You just know there’s some absolutely horrific workarounds going in here because it’s apocalyptically bad in utterly incomprehensible ways.

Show thread

Erin 💽✨Feb 12

@0xabad1dea …the more i ruminate on it the more i think digging into the output (which is rather difficult given the poor quality and lack of debugging symbols) would find that it’s done something like sometimes implementing multiplication iteratively or something. it’s really astoundingly bad.

Show thread

big awoo notation Feb 12

@[email protected] @0xabad1dea looking at the disassembly makes me think it has invented 6502-64 /j

Show thread

John Regehr Feb 12

@erincandescent @0xabad1dea making it all even funnier, there’s a full set of optimization passes in the implementation

Show thread

Erin 💽✨Feb 12

@regehr @0xabad1dea i know! there’s presumably a whole Source -> AST -> SSA -> Multiple optimization passes -> Assembly pipeline going on here! what on earth is it even doing in there that the output is this embarassingly bad?!

The output would be quite frankly embarassing for a single pass source -> assembly/machine code translator (which you can do for a half reasonable subset of C in 2kB of C code, see e.g. OTCC) but there’s an entire optimization pipeline in there?!

Show thread

John Regehr Feb 12

@erincandescent @0xabad1dea I took a very quick look at the code for some of the passes and they're at least superficially plausible. I think one would have to actually run the compiler to see what they're doing. perhaps working together to produce that amazingly slow code, like maybe each pass adds a bunch of copies and the stupid AI forgot copy propagation. something like that feels likely.

Show thread

abadidea Feb 12

@regehr @erincandescent the blogger's assessment is that the main issue in the SQL loop is it was shuttling every single variable read/write through one single register, because once there are more variables than registers it doesn't know what else to do.

Show thread

John Regehr Feb 12

@0xabad1dea @erincandescent well that's technically a register allocator

Show thread

Erin 💽✨Feb 12

@regehr @0xabad1dea and it’s a bad one but it’s like a 10x factor of bad one at worst. and is say that only really because all of the mov big_offset(%rbp), %reg and back are probably huge and giving the instruction decoder indigestion.

Show thread

Jason Orendorff Feb 12

@erincandescent @0xabad1dea @regehr I'd love to know if this is really the problem. The blog post itself shows signs of having been AI-generated, and it contains a whole section "Why Subqueries Are 158,000x Slower" that makes no sense to me

Show thread

David Chisnall (*Now with 50% more sarcasm!*)Feb 12

@erincandescent @0xabad1dea

And we're talking about the kind of things that tcc can compile. TCC was originally an entry into the International Obfuscated C Competition, as a C compiler that fitted on one screen and could compile itself (the back end bit is in QEMU as the Tiny Code Generator, which QEMU uses for JITing small fragments of emulated code).
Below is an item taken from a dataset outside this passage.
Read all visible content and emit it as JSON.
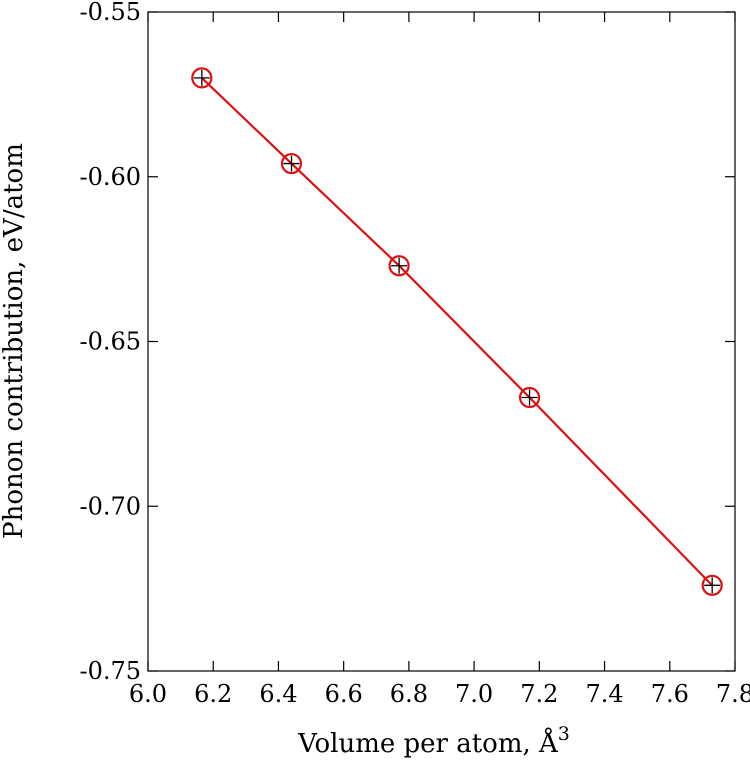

The full version is bigger, but still very small. And it can compile SQLite.

It's pretty naïve. It doesn't do anything more than peephole optimisation. In the worst case performance is usually around 25% of GCC (occasionally worse for vectorised hot loops), for some things it's closer to 90%.

TCC is not designed for generating fast code, it was designed to be simple and to generate code quickly (they did a demo about 20 years ago with tcc embedded in GRUB, compiling the Linux kernel and then booting it. It took 30s to compile the kernel in an x86 emulator on a 1.25GHz PowerPC host). So if you're generating slower code than TCC, that's really embarrassing.